Die Freude vor einem Auftritt kommt, wenn man sich seiner Sache sicher ist. Allerdings sollte man sich nicht so sicher sein, dass sie einen einlullt. Genau diese Gratwanderung macht es aus, ob sich der Stress negativ oder positiv, also in Dis- oder Eustress umwandelt.

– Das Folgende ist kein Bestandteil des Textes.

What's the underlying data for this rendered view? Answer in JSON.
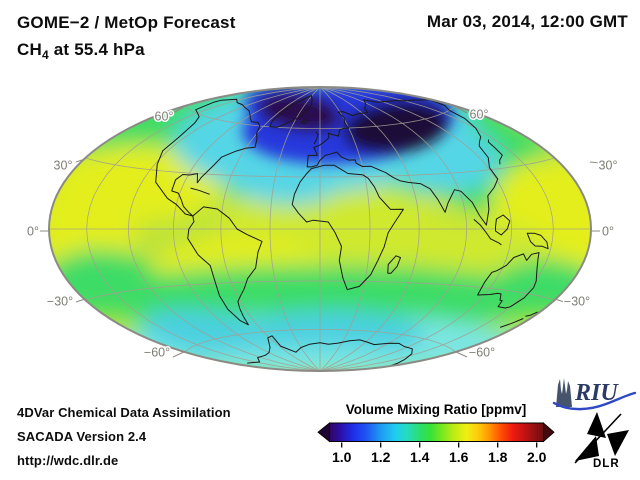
{
  "header": {
    "line1": "GOME−2 / MetOp Forecast",
    "species": "CH",
    "species_sub": "4",
    "level": " at 55.4 hPa",
    "datetime": "Mar 03, 2014, 12:00 GMT"
  },
  "map": {
    "lat_labels_left": [
      "60°",
      "30°",
      "0°",
      "−30°",
      "−60°"
    ],
    "lat_labels_right": [
      "60°",
      "30°",
      "0°",
      "−30°",
      "−60°"
    ],
    "palette": {
      "base": "#bee33c",
      "yellow": "#e3ee1f",
      "yellow_soft": "#cfe92f",
      "green": "#3cdc66",
      "cyan": "#54d6e6",
      "cyan_light": "#7ce6e2",
      "cyan_mid": "#4cd0e0",
      "blue": "#2739dc",
      "dark_core": "#1f0837",
      "dark_core2": "#2c0c4b",
      "coast": "#1a1a1a",
      "graticule": "#a29e92",
      "outline": "#8b8b85"
    }
  },
  "colorbar": {
    "title": "Volume Mixing Ratio [ppmv]",
    "tick_labels": [
      "1.0",
      "1.2",
      "1.4",
      "1.6",
      "1.8",
      "2.0"
    ],
    "arrow_left_color": "#1d0433",
    "arrow_right_color": "#420a0e",
    "gradient": [
      [
        0.0,
        "#33055f"
      ],
      [
        0.05,
        "#2a10a8"
      ],
      [
        0.11,
        "#1e2ee8"
      ],
      [
        0.17,
        "#1e55f2"
      ],
      [
        0.24,
        "#1e9bf2"
      ],
      [
        0.31,
        "#20cdf0"
      ],
      [
        0.36,
        "#25dcc0"
      ],
      [
        0.42,
        "#2ade70"
      ],
      [
        0.47,
        "#35e13a"
      ],
      [
        0.53,
        "#7ee81e"
      ],
      [
        0.59,
        "#c6ec14"
      ],
      [
        0.64,
        "#f2ee12"
      ],
      [
        0.7,
        "#ffc60a"
      ],
      [
        0.745,
        "#ff9800"
      ],
      [
        0.8,
        "#ff5004"
      ],
      [
        0.855,
        "#ee1c0e"
      ],
      [
        0.91,
        "#c41312"
      ],
      [
        0.96,
        "#921011"
      ],
      [
        1.0,
        "#6f0d12"
      ]
    ]
  },
  "footer": {
    "line1": "4DVar Chemical Data Assimilation",
    "line2": "SACADA Version 2.4",
    "line3": "http://wdc.dlr.de"
  },
  "logos": {
    "riu_text": "RIU",
    "dlr_text": "DLR"
  },
  "chart_data": {
    "type": "heatmap",
    "title": "GOME−2 / MetOp Forecast — CH4 at 55.4 hPa",
    "datetime": "Mar 03, 2014, 12:00 GMT",
    "variable": "CH4 volume mixing ratio",
    "units": "ppmv",
    "level_hPa": 55.4,
    "projection": "global elliptical (Hammer-type), graticule every 30°",
    "colorbar_range": [
      1.0,
      2.0
    ],
    "colorbar_ticks": [
      1.0,
      1.2,
      1.4,
      1.6,
      1.8,
      2.0
    ],
    "colorbar_has_out_of_range_arrows": true,
    "regions": [
      {
        "region": "Arctic polar vortex core (Greenland to Barents Sea, 60–85°N)",
        "approx_value_ppmv": 1.0
      },
      {
        "region": "Ring around polar vortex (50–70°N)",
        "approx_value_ppmv": 1.3
      },
      {
        "region": "Northern mid-latitudes (30–50°N)",
        "approx_value_ppmv": 1.45
      },
      {
        "region": "Tropics and subtropics (30°S–30°N)",
        "approx_value_ppmv": 1.55
      },
      {
        "region": "Southern mid-latitudes (30–55°S)",
        "approx_value_ppmv": 1.45
      },
      {
        "region": "Antarctic high latitudes (55–90°S)",
        "approx_value_ppmv": 1.33
      }
    ]
  }
}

Ein Beispiel aus einer Vorführung hat mich das ein für alle mal gelehrt. Es war eine Musicalaufführung, in der ich die weibliche Hauptrolle spielte. In einem sehr emotionalen Song, in dem ich Freude und Ängste einer bevorstehenden Hochzeit beschrieb und auch Visionen sah, verließ mich eines Abends mein Gedächtnis. Ich hatte einen totalen Blackout, der Horror eines jeden Sängers oder Schauspielers. Kein Chor im Hintergrund, kein Partner, der einem soufflieren konnte, nur ein durchsichtiger Gittervorhang, der mich vom Publikum und vom Dirigenten trennte. Dieser versuchte vergeblich, mir mit Mundbewegungen, den Text oder einen Einstieg zu vermitteln. Dann bemerkte ich nebenbei auch die Souffleuse in der Gasse, die sich äußerst bemühte, mir den Text ins Gehör zu bringen. Nichts….alles war vergebens. Mein Gedächtnis, was mich so gut wie nie im Stich ließ, machte Ferien. Aber keinen Kurzurlaub, sondern richtig ausgiebig. Das war vielleicht für mein Gehirn schön, aber mir fiel nicht ein Wort des strophenreichen Liedes ein. Das einzige, was ich tun konnte, den Sinn des Liedes zu spielen… und das tat ich mit der ganzen Inbrunst, die mir in diesen schockierenden Minuten blieben. Es war einfach nur grauenhaft. Der einzige Trost, der mir da noch verblieb, war die Anmerkung einer Besucherin, dass ich gerade diese Szene so unglaublich ausdrucksstark gespielt hätte…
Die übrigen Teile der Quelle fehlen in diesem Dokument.